News

ARSENAL MARKS INCINERATION ANNIVERSARY

By Amy Riggin/OF THE COMMERCIAL STAFF
Tuesday, March 28, 2006 9:48 AM CST

WHITE HALL -- Thursday will mark the one-year anniversary of the Pine Bluff Arsenal's program to incinerate 12 percent of the country's chemical weapons stockpile.

During a meeting of the arsenal Citizen's Advisory Commission Monday, Randy Long, site project manager of the Pine Bluff Chemical Agent Disposal Facility, characterized the first year of the program as a success. "It's been a year that I hope we're all very proud of -- I know that I am," he said.

David Reber, project manager for contractor Washington Demilitarization Co., indicated that Pine Bluff's team had taken advantage of the lessons learned at other facilities.

"We've had the safest, most compliant, most productive startup," he said. Specifically, he said Pine Bluff had fewer injuries, fewer environmental non-compliances and had destroyed more rockets and agent at this stage in the game than other incineration facilities, which started earlier. Incineration is ongoing at facilities in Utah, Oregon and Alabama.

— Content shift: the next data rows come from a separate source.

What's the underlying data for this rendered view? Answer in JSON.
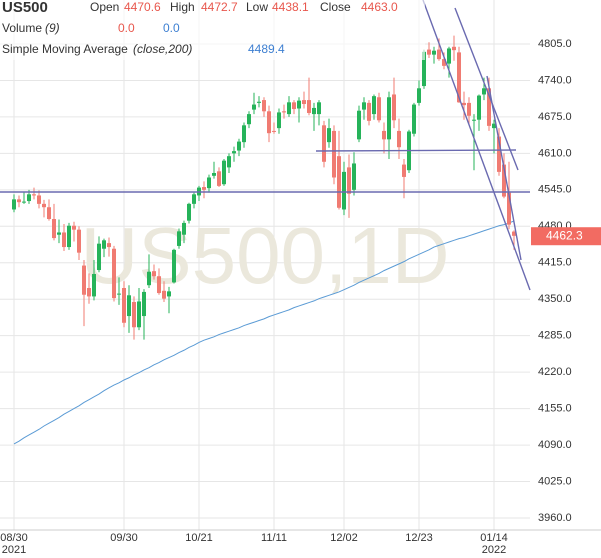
{
  "chart_data": {
    "type": "candlestick",
    "symbol": "US500",
    "watermark": "US500,1D",
    "legend": {
      "open_label": "Open",
      "high_label": "High",
      "low_label": "Low",
      "close_label": "Close",
      "close_value_label": "4463.0"
    },
    "volume": {
      "name": "Volume",
      "params": "(9)",
      "values": [
        0,
        0
      ],
      "value_labels": [
        "0.0",
        "0.0"
      ]
    },
    "categories": [
      "08/30",
      null,
      null,
      null,
      null,
      null,
      null,
      null,
      null,
      null,
      null,
      null,
      null,
      null,
      null,
      null,
      null,
      null,
      null,
      null,
      null,
      null,
      "09/30",
      null,
      null,
      null,
      null,
      null,
      null,
      null,
      null,
      null,
      null,
      null,
      null,
      null,
      null,
      "10/21",
      null,
      null,
      null,
      null,
      null,
      null,
      null,
      null,
      null,
      null,
      null,
      null,
      null,
      null,
      "11/11",
      null,
      null,
      null,
      null,
      null,
      null,
      null,
      null,
      null,
      null,
      null,
      null,
      null,
      "12/02",
      null,
      null,
      null,
      null,
      null,
      null,
      null,
      null,
      null,
      null,
      null,
      null,
      null,
      null,
      "12/23",
      null,
      null,
      null,
      null,
      null,
      null,
      null,
      null,
      null,
      null,
      null,
      null,
      null,
      null,
      "01/14",
      null,
      null,
      null,
      null
    ],
    "years": [
      "2021",
      null,
      null,
      null,
      null,
      null,
      null,
      null,
      null,
      null,
      null,
      null,
      null,
      null,
      null,
      null,
      null,
      null,
      null,
      null,
      null,
      null,
      null,
      null,
      null,
      null,
      null,
      null,
      null,
      null,
      null,
      null,
      null,
      null,
      null,
      null,
      null,
      null,
      null,
      null,
      null,
      null,
      null,
      null,
      null,
      null,
      null,
      null,
      null,
      null,
      null,
      null,
      null,
      null,
      null,
      null,
      null,
      null,
      null,
      null,
      null,
      null,
      null,
      null,
      null,
      null,
      null,
      null,
      null,
      null,
      null,
      null,
      null,
      null,
      null,
      null,
      null,
      null,
      null,
      null,
      null,
      null,
      null,
      null,
      null,
      null,
      null,
      null,
      null,
      null,
      null,
      null,
      null,
      null,
      null,
      null,
      "2022",
      null,
      null,
      null,
      null
    ],
    "open": [
      4510,
      4528,
      4524,
      4525,
      4537,
      4535,
      4520,
      4514,
      4493,
      4465,
      4469,
      4443,
      4481,
      4474,
      4410,
      4370,
      4355,
      4402,
      4440,
      4450,
      4440,
      4360,
      4370,
      4320,
      4345,
      4300,
      4320,
      4375,
      4400,
      4391,
      4365,
      4355,
      4380,
      4445,
      4465,
      4490,
      4520,
      4535,
      4550,
      4548,
      4570,
      4578,
      4555,
      4585,
      4610,
      4615,
      4630,
      4662,
      4688,
      4700,
      4705,
      4685,
      4650,
      4655,
      4685,
      4680,
      4701,
      4690,
      4705,
      4705,
      4680,
      4680,
      4660,
      4630,
      4650,
      4605,
      4510,
      4585,
      4545,
      4635,
      4688,
      4700,
      4680,
      4710,
      4650,
      4635,
      4715,
      4650,
      4590,
      4580,
      4645,
      4700,
      4730,
      4795,
      4786,
      4795,
      4778,
      4770,
      4800,
      4790,
      4700,
      4700,
      4670,
      4670,
      4715,
      4726,
      4655,
      4640,
      4590,
      4540,
      4470.6
    ],
    "high": [
      4537,
      4535,
      4541,
      4545,
      4549,
      4544,
      4527,
      4528,
      4520,
      4492,
      4484,
      4486,
      4488,
      4480,
      4420,
      4396,
      4420,
      4462,
      4458,
      4460,
      4445,
      4389,
      4382,
      4375,
      4355,
      4370,
      4368,
      4430,
      4412,
      4405,
      4382,
      4372,
      4440,
      4476,
      4490,
      4522,
      4540,
      4552,
      4560,
      4572,
      4595,
      4585,
      4600,
      4610,
      4622,
      4636,
      4665,
      4685,
      4718,
      4712,
      4710,
      4695,
      4665,
      4690,
      4697,
      4712,
      4705,
      4710,
      4720,
      4745,
      4700,
      4705,
      4668,
      4672,
      4660,
      4650,
      4595,
      4608,
      4612,
      4695,
      4710,
      4705,
      4715,
      4718,
      4665,
      4720,
      4745,
      4672,
      4600,
      4652,
      4700,
      4740,
      4795,
      4808,
      4800,
      4815,
      4790,
      4800,
      4820,
      4800,
      4720,
      4710,
      4680,
      4715,
      4745,
      4745,
      4670,
      4655,
      4610,
      4595,
      4472.7
    ],
    "low": [
      4505,
      4514,
      4520,
      4520,
      4528,
      4512,
      4496,
      4490,
      4455,
      4450,
      4436,
      4438,
      4453,
      4420,
      4302,
      4342,
      4348,
      4398,
      4425,
      4426,
      4346,
      4340,
      4300,
      4290,
      4278,
      4295,
      4278,
      4370,
      4385,
      4358,
      4345,
      4325,
      4378,
      4440,
      4450,
      4485,
      4512,
      4525,
      4530,
      4540,
      4565,
      4550,
      4552,
      4575,
      4595,
      4605,
      4620,
      4655,
      4680,
      4692,
      4675,
      4630,
      4645,
      4645,
      4672,
      4675,
      4680,
      4665,
      4690,
      4678,
      4650,
      4660,
      4585,
      4620,
      4555,
      4510,
      4500,
      4495,
      4535,
      4630,
      4670,
      4660,
      4670,
      4665,
      4610,
      4600,
      4655,
      4600,
      4530,
      4575,
      4640,
      4695,
      4725,
      4780,
      4770,
      4775,
      4760,
      4745,
      4775,
      4700,
      4670,
      4660,
      4580,
      4650,
      4705,
      4650,
      4610,
      4570,
      4530,
      4475,
      4438.1
    ],
    "close": [
      4528,
      4523,
      4524,
      4537,
      4535,
      4520,
      4514,
      4493,
      4459,
      4469,
      4443,
      4481,
      4474,
      4433,
      4358,
      4355,
      4395,
      4449,
      4455,
      4443,
      4352,
      4360,
      4308,
      4357,
      4300,
      4346,
      4363,
      4399,
      4391,
      4361,
      4351,
      4364,
      4438,
      4471,
      4486,
      4520,
      4537,
      4549,
      4545,
      4567,
      4575,
      4552,
      4597,
      4605,
      4614,
      4631,
      4660,
      4680,
      4697,
      4702,
      4685,
      4646,
      4649,
      4683,
      4683,
      4701,
      4689,
      4704,
      4698,
      4682,
      4691,
      4701,
      4595,
      4655,
      4567,
      4513,
      4577,
      4538,
      4592,
      4686,
      4701,
      4668,
      4712,
      4669,
      4635,
      4710,
      4669,
      4621,
      4568,
      4649,
      4697,
      4726,
      4791,
      4786,
      4793,
      4778,
      4766,
      4797,
      4794,
      4701,
      4696,
      4677,
      4670,
      4713,
      4726,
      4659,
      4663,
      4577,
      4533,
      4483,
      4463
    ],
    "up_color": "#26b35a",
    "down_color": "#f07b72",
    "sma": {
      "name": "Simple Moving Average",
      "params": "(close,200)",
      "color": "#5b9bd5",
      "values": [
        4092,
        4097,
        4103,
        4108,
        4113,
        4118,
        4124,
        4129,
        4134,
        4139,
        4145,
        4150,
        4155,
        4160,
        4166,
        4171,
        4176,
        4181,
        4187,
        4192,
        4197,
        4201,
        4206,
        4210,
        4215,
        4219,
        4224,
        4228,
        4233,
        4237,
        4242,
        4246,
        4250,
        4255,
        4259,
        4264,
        4268,
        4273,
        4277,
        4280,
        4283,
        4287,
        4290,
        4293,
        4296,
        4299,
        4303,
        4306,
        4309,
        4312,
        4315,
        4319,
        4322,
        4325,
        4328,
        4331,
        4335,
        4338,
        4341,
        4344,
        4347,
        4351,
        4354,
        4357,
        4360,
        4363,
        4367,
        4371,
        4375,
        4380,
        4384,
        4388,
        4392,
        4396,
        4401,
        4405,
        4409,
        4413,
        4417,
        4422,
        4426,
        4430,
        4434,
        4438,
        4443,
        4446,
        4449,
        4452,
        4455,
        4458,
        4460,
        4463,
        4466,
        4469,
        4472,
        4475,
        4478,
        4481,
        4483,
        4486,
        4489.4
      ]
    },
    "last_price": 4462.3,
    "last_price_color": "#f26b62",
    "ylim": [
      3938.6,
      4883.4
    ],
    "yticks": [
      {
        "value": 4805,
        "label": "4805.0"
      },
      {
        "value": 4740,
        "label": "4740.0"
      },
      {
        "value": 4675,
        "label": "4675.0"
      },
      {
        "value": 4610,
        "label": "4610.0"
      },
      {
        "value": 4545,
        "label": "4545.0"
      },
      {
        "value": 4480,
        "label": "4480.0"
      },
      {
        "value": 4415,
        "label": "4415.0"
      },
      {
        "value": 4350,
        "label": "4350.0"
      },
      {
        "value": 4285,
        "label": "4285.0"
      },
      {
        "value": 4220,
        "label": "4220.0"
      },
      {
        "value": 4155,
        "label": "4155.0"
      },
      {
        "value": 4090,
        "label": "4090.0"
      },
      {
        "value": 4025,
        "label": "4025.0"
      },
      {
        "value": 3960,
        "label": "3960.0"
      }
    ],
    "grid": true
  }
}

Chemical weapons operations at the facility have been on hold since January, when the arsenal announced the beginning of a project to replace piping in the pollution abatement systems in the three furnaces there. Reber said operations are expected to resume in mid-May.

He told commissioners that the facility's metal parts furnace is expected to begin incinerating secondary waste, such as protective suits, later this week.

Also Monday, Long told commissioners that the Army had recently conducted a biannual surety inspection of the facility. The inspection rates the facility's safety and security, he said, and is "probably the most significant inspection" that is conducted among several others done by various agencies. "This inspection was a tremendous success for the Pine Bluff team," Long said.

Reber noted that the facility had operated for 7.2 million hours without a serious injury, making Washington Demilitarization Co. one of only nine in the state to attain that level of safety. He added that the facility has 98 positions to fill, 39 of which will be filled soon, and is currently staffed at 90 percent. "Right now our goal for the summer is to get to 95 percent," Reber said.

The arsenal originally declared 3,850 tons of agent, the country's second largest stockpile. Its inventory includes M55 rockets filled with sarin and VX nerve agents, VX land mines and ton containers filled with mustard agent. Disposal of the sarin rockets will be followed by the VX rockets, VX land mines and mustard agent. Reber said the switch from sarin, or GB, rockets to VX rockets is expected to take place in about a year.

The weapons are being destroyed under an international treaty with a deadline of 2012.